Meteorologists issued a blizzard warning for parts of Hawaii and a flood watch for most of Maine on Christmas, and the irony didn’t go unnoticed by forecasting experts.

Andy Pohl, a meteorologist for the National Weather Service in Gray, said nearly all of Maine will experience rain on Christmas with a high probability that Portland will break its record high temperature of 53 degrees set in 1994.

“Portland’s record high will be in jeopardy on Thursday,” he said, adding that the thermometer could reach a balmy 54 or 55 degrees.

The flood watch, which only applies to snow-covered inland and mountain areas, will end Thursday night. Most of the state will get 1-1.5 inches of rain. The warmer temperatures will cause snow in the mountains to melt and run off. If Wednesday’s precipitation had been snow rather than rain, Pohl estimated Portland would have received a foot or more of snow.

Farther south, in cities such as Boston and Portsmouth, the temperatures could exceed 60 degrees, according to Pohl’s forecast. Even Mount Washington in New Hampshire could break its record high of 42 degrees by the time the holiday ends.

Meanwhile in Hawaii, the National Weather Service issued a blizzard warning until 6 a.m. Thursday for its two highest mountains on the so-called the Big Island, which also is named Hawaii. The forecast called for up to a foot of snow, bitterly cold winds, and lightning strikes on 13,796-foot Mauna Kea and 13,678-foot Mauna Loa.

“I’m dreaming of a White Christmas … in Hawaii?” was the message posted on the Facebook page of the National Weather Service’s Gray office. “Looking for some fresh snow in time for Christmas? Try looking toward our 50th state. We’ll be dealing with rain across New Hampshire and Maine, but our friends at the National Weather Service (in Hawaii) have a blizzard warning in effect.”

Though Hawaii’s lofty mountains often get snow, it’s uncertain when, or if ever, they’ve had the white stuff on Christmas

Back in Maine, forecasters seemed certain that it would rain for most of the day Thursday.

Pohl said December has been a wet one.

In December 2013, Portland recorded 26.2 inches of snow, making it the ninth snowiest December on record. But so far this month, Portland had received just 2.4 inches of snow – 7 inches below normal. Total “liquid equivalent” (the combination of rain and snow) for December 2014 stands at 5.18 inches or 2 inches above normal, Pohl said.

The steady rain that started Wednesday did not seem to be hampering travel.

Paul Bradbury, director of the Portland International Jetport, said several flights left  Wednesday morning on schedule. Nearly all of those flights, except for a Jet Blue, were at capacity.

“Everything was close to full,” Bradbury said.

Even so, Bradbury said the jetport conducts quarterly surveys that consistently show the busiest travel days occur in July and August.
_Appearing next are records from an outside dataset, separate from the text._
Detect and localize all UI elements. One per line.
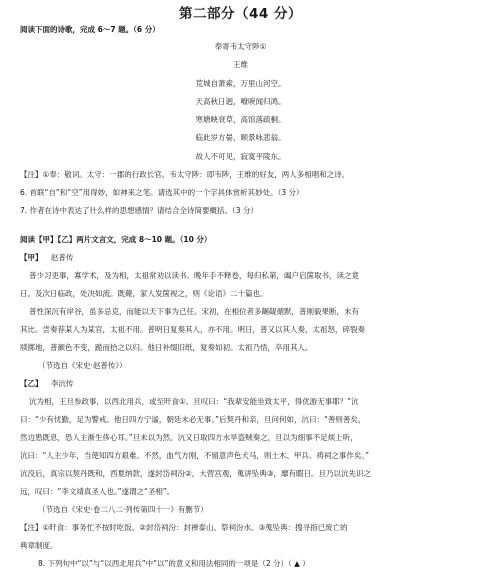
question-6: 6. 首联“自”和“空”用得妙，如神来之笔。请选其中的一个字具体赏析其妙处。（3 分） bbox=[20, 188, 304, 197]
passage-jia-line: 牍掷地，普颜色不变，跪而拾之以归。他日补缀旧纸，复奏如初。太祖乃悟，卒用其人。 bbox=[20, 343, 313, 352]
passage-jia-line: 普少习吏事，寡学术，及为相，太祖常劝以读书。晚年手不释卷，每归私第，阖户启箧取书，读之竟 bbox=[29, 271, 359, 280]
passage-jia-heading bbox=[20, 253, 73, 263]
passage-yi-heading bbox=[20, 379, 73, 389]
poem-line: 寒塘映衰草，高馆落疏桐。 bbox=[195, 115, 286, 124]
question-7: 7. 作者在诗中表达了什么样的思想感情？请结合全诗简要概括。（3 分） bbox=[20, 206, 258, 215]
passage-yi-label: 【乙】 bbox=[20, 379, 43, 388]
passage-yi-line: 远，叹曰：“李文靖真圣人也。”遂谓之“圣相”。 bbox=[20, 487, 175, 496]
passage-jia-line: 普性深沉有岸谷，虽多忌克，而能以天下事为己任。宋初，在相位者多龌龊循默，普刚毅果断，未有 bbox=[29, 307, 359, 316]
question-8: 8. 下列句中“以”与“以西北用兵”中“以”的意义和用法相同的一项是（2 分）（ ▲ ） bbox=[38, 559, 310, 568]
section-title: 第二部分（44 分） bbox=[179, 6, 302, 22]
passage-jia-author: 赵普传 bbox=[50, 253, 74, 262]
poem-line: 天高秋日迥，嘹唳闻归鸿。 bbox=[195, 97, 286, 106]
passage-yi-line: 沆没后，真宗以契丹既和，西夏纳款，遂封岱祠汾②，大营宫观，蒐讲坠典③，靡有暇日。旦乃以沆先识之 bbox=[20, 469, 371, 478]
passage-jia-source: （节选自《宋史·赵普传》） bbox=[38, 361, 127, 370]
passage-yi-author: 李沆传 bbox=[50, 379, 74, 388]
poem-instruction: 阅读下面的诗歌，完成 6～7 题。（6 分） bbox=[20, 25, 160, 34]
poem-author: 王维 bbox=[233, 60, 248, 69]
poem-note: 【注】①奉：敬词。太守：一郡的行政长官。韦太守陟：即韦陟，王维的好友，两人多相唱和之诗。 bbox=[20, 170, 350, 179]
poem-line: 故人不可见，寂寞平陵东。 bbox=[195, 152, 286, 161]
poem-line: 临此岁方晏，顾景咏悲翁。 bbox=[195, 133, 286, 142]
poem-title: 奉寄韦太守陟① bbox=[214, 42, 267, 51]
prose-instruction: 阅读【甲】【乙】两片文言文，完成 8～10 题。（10 分） bbox=[20, 235, 212, 244]
poem-line: 荒城自萧索，万里山河空。 bbox=[195, 79, 286, 88]
passage-jia-label: 【甲】 bbox=[20, 253, 43, 262]
passage-jia-line: 日。及次日临政，处决如流。既薨，家人发箧视之，则《论语》二十篇也。 bbox=[20, 289, 268, 298]
passage-yi-line: 然边患既息，恐人主渐生侈心耳。”旦未以为然。沆又日取四方水旱盗贼奏之，旦以为细事不足烦上听， bbox=[20, 433, 358, 442]
passage-yi-line: 曰：“少有忧勤，足为警戒。他日四方宁谧，朝廷未必无事。”后契丹和亲，旦问何如，沆曰：“善则善矣， bbox=[20, 415, 366, 424]
passage-yi-line: 沆为相，王旦参政事，以西北用兵，或至旰食①。旦叹曰：“我辈安能坐致太平，得优游无事耶？”沆 bbox=[29, 397, 359, 406]
prose-note: 【注】①旰食：事务忙不按时吃饭。②封岱祠汾：封禅泰山、祭祠汾水。③蒐坠典：搜寻指已废亡的 bbox=[20, 523, 348, 532]
passage-jia-line: 其比。尝奏荐某人为某官，太祖不用。普明日复奏其人，亦不用。明日，普又以其人奏，太祖怒，碎裂奏 bbox=[20, 325, 365, 334]
prose-note: 典章制度。 bbox=[20, 541, 58, 550]
passage-yi-source: （节选自《宋史·卷二八二·列传第四十一》有删节） bbox=[38, 505, 208, 514]
passage-yi-line: 沆曰：“人主少年，当使知四方艰难。不然，血气方刚，不留意声色犬马，则土木、甲兵、祷祠之事作矣。” bbox=[20, 451, 370, 460]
He said more than 70 percent of summer travelers live out of state while more than 70 percent of people who fly between November and January live in Maine.
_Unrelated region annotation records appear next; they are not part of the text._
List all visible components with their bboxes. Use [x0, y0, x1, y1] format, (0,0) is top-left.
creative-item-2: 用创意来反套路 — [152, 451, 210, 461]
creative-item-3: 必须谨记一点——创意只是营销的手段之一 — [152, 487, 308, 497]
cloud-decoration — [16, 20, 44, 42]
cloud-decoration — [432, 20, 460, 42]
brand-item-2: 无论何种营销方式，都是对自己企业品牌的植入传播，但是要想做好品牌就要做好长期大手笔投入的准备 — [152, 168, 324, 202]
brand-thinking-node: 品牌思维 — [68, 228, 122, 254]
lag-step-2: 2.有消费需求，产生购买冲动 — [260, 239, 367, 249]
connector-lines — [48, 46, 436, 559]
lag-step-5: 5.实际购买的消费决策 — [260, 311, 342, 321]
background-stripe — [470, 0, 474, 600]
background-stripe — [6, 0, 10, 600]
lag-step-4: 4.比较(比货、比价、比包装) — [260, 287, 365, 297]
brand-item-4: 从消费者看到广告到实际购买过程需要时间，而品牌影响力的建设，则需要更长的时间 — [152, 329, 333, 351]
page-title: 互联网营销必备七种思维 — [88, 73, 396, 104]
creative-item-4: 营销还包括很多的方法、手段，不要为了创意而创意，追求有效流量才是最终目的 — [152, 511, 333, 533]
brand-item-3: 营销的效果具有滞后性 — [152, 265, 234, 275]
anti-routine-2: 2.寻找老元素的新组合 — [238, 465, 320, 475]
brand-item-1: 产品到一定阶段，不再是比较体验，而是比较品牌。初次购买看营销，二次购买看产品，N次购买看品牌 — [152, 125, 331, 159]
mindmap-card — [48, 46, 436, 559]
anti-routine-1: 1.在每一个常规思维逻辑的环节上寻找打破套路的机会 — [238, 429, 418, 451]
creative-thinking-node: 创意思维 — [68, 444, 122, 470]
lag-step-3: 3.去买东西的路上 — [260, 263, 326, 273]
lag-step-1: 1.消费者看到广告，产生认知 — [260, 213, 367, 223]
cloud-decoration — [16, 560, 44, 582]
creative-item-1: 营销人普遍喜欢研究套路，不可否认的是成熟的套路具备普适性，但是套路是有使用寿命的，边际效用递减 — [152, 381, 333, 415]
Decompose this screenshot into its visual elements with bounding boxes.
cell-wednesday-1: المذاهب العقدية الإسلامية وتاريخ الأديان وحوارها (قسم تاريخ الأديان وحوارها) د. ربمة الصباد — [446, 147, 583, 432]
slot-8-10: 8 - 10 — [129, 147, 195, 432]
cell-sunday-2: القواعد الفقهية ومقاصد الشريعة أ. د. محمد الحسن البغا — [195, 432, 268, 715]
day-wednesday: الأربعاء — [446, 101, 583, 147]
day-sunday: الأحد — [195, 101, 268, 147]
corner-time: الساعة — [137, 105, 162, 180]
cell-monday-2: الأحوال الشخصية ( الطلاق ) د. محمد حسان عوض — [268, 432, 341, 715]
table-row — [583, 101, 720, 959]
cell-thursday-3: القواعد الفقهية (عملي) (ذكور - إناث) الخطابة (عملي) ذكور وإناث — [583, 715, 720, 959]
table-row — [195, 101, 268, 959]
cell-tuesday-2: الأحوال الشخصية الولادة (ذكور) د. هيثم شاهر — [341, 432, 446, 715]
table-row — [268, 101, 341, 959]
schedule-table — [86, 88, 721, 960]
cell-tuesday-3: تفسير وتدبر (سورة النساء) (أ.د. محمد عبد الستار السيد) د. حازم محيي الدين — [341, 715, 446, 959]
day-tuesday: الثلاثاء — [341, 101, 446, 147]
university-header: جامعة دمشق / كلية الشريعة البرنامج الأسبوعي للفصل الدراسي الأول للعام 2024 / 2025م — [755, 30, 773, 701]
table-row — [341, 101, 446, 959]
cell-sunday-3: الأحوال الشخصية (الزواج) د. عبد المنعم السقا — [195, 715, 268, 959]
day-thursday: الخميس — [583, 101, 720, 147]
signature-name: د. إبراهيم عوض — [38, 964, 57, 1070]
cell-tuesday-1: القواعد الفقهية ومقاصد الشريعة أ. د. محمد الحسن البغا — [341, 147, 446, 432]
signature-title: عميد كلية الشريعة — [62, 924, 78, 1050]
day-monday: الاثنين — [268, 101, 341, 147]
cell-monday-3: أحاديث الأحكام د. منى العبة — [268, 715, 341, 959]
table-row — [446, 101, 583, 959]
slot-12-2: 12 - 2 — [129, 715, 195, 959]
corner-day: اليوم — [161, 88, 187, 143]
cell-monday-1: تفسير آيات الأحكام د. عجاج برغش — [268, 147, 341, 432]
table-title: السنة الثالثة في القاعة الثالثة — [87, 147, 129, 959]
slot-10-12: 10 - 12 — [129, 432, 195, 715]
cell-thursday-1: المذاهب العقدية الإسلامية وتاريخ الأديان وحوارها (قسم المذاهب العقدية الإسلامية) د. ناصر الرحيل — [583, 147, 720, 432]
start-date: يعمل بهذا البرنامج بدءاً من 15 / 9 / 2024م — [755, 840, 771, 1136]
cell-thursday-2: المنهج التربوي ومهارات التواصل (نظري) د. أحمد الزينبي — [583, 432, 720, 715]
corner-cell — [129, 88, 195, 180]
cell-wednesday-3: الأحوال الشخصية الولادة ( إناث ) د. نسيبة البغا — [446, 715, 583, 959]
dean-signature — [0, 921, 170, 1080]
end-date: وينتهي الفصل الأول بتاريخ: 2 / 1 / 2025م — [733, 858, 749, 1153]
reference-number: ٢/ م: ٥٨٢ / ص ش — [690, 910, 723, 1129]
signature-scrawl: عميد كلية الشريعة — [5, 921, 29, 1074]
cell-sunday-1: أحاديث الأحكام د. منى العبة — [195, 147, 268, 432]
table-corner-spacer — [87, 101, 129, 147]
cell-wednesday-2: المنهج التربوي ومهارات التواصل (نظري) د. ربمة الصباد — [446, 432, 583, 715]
Erin Courtney, a spokeswoman for the Maine Turnpike Authority, said more people would be driving cars on Wednesday and Thursday than last Christmas.

“We are estimating a 2.5 percent increase in toll transactions (this year) over last year,” she said, attributing the increase to lower gas prices.

“Gas is certainly a lot less expensive than it was last year,” she said. “That is making people travel more than they might have.”